A patient in a high-risk group would be one who smokes and/or have a chronic disease like diabetes, or gum disease, or it can be someone who have very poor oral hygiene, said Dr Fu.
"People will think they have good oral hygiene if they brush very well but they may be doing it the wrong way," she said.
The state of one's oral health includes not just the teeth, but the gums, tongue and mouth.
And if a smoker with poorly controlled diabetes develops gum disease, he may be at a higher risk of the gum disease progressing, she said.
In the first place, poorly controlled diabetic patients are more prone to develop periodontal disease, which may make it more difficult for them to control their blood sugar level," said Assoc Prof Ong.

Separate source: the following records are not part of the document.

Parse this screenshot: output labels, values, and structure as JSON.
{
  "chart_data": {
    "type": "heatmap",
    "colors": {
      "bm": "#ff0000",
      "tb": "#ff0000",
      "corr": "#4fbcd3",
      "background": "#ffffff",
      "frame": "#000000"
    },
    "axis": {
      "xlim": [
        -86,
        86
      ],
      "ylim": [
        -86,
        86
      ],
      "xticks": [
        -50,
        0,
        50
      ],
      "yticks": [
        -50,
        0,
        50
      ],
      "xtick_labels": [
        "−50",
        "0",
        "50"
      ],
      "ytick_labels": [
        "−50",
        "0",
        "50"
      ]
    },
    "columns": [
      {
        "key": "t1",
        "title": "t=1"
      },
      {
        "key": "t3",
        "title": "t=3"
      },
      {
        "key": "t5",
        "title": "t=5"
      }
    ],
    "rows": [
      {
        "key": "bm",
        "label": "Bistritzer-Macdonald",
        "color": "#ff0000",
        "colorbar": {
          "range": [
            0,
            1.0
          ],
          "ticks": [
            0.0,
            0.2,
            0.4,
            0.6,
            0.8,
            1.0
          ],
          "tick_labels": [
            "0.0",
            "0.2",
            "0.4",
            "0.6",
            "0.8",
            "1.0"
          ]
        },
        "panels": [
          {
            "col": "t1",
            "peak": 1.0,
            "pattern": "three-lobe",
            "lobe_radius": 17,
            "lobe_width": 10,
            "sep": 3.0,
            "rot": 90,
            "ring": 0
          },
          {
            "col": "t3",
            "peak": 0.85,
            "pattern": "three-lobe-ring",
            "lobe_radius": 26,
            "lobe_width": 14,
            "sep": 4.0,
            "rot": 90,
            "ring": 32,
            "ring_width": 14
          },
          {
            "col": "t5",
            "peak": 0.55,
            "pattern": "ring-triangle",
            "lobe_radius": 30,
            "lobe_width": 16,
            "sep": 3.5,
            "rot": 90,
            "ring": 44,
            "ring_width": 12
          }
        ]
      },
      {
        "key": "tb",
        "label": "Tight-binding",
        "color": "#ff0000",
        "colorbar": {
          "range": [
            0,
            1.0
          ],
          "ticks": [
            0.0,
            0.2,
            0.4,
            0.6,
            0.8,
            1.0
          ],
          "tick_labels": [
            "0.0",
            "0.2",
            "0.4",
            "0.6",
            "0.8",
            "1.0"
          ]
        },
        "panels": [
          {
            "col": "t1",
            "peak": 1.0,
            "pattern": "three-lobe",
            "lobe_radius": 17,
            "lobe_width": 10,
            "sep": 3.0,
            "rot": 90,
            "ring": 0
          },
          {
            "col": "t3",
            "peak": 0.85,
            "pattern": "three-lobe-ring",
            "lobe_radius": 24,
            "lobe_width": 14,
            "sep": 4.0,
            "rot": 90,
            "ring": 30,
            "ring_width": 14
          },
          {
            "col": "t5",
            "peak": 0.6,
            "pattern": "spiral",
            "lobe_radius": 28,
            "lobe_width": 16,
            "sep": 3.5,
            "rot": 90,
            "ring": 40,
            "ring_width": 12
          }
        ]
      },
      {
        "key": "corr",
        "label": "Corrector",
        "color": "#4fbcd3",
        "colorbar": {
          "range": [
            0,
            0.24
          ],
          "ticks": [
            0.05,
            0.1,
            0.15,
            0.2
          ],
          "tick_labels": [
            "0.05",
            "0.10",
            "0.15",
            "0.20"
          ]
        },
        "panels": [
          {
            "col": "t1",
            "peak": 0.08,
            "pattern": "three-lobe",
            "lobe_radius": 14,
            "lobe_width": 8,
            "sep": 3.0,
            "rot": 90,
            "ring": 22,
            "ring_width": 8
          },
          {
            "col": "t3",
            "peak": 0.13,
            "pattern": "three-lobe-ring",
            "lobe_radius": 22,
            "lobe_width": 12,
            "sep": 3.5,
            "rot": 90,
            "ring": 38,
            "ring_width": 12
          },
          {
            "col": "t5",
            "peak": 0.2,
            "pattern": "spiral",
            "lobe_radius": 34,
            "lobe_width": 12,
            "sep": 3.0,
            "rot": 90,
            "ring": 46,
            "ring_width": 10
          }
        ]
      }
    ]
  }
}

"This puts them at increased risk for diabetic complications such as kidney failure and retinopathy."
It's why the advice is for such patients to go for dental check-ups every two to four months, she said.
Another group of people who should do so would be those with multiple medical conditions and who are on multiple medications.
They are more prone to developing xerostomia (dry mouth) due to a reduction in saliva as a side effect of the medications, and a reduction in saliva can lead to increased risk of developing dental caries, said Assoc Prof Ong.
At the end of the day, dental guidelines are meant to show you the way to good health. Untreated dental decay and gum disease can lead to tooth loss, which can then lead to poor nutrition.
"It is your teeth, and you should take ownership of them. Do what you need to do to keep your own, healthy teeth for as long as possible," said Dr Cheng.
"Teeth are like houses, if the foundation is damaged, no amount of work can keep them intact. if the foundation is good, repair work can be done on the house."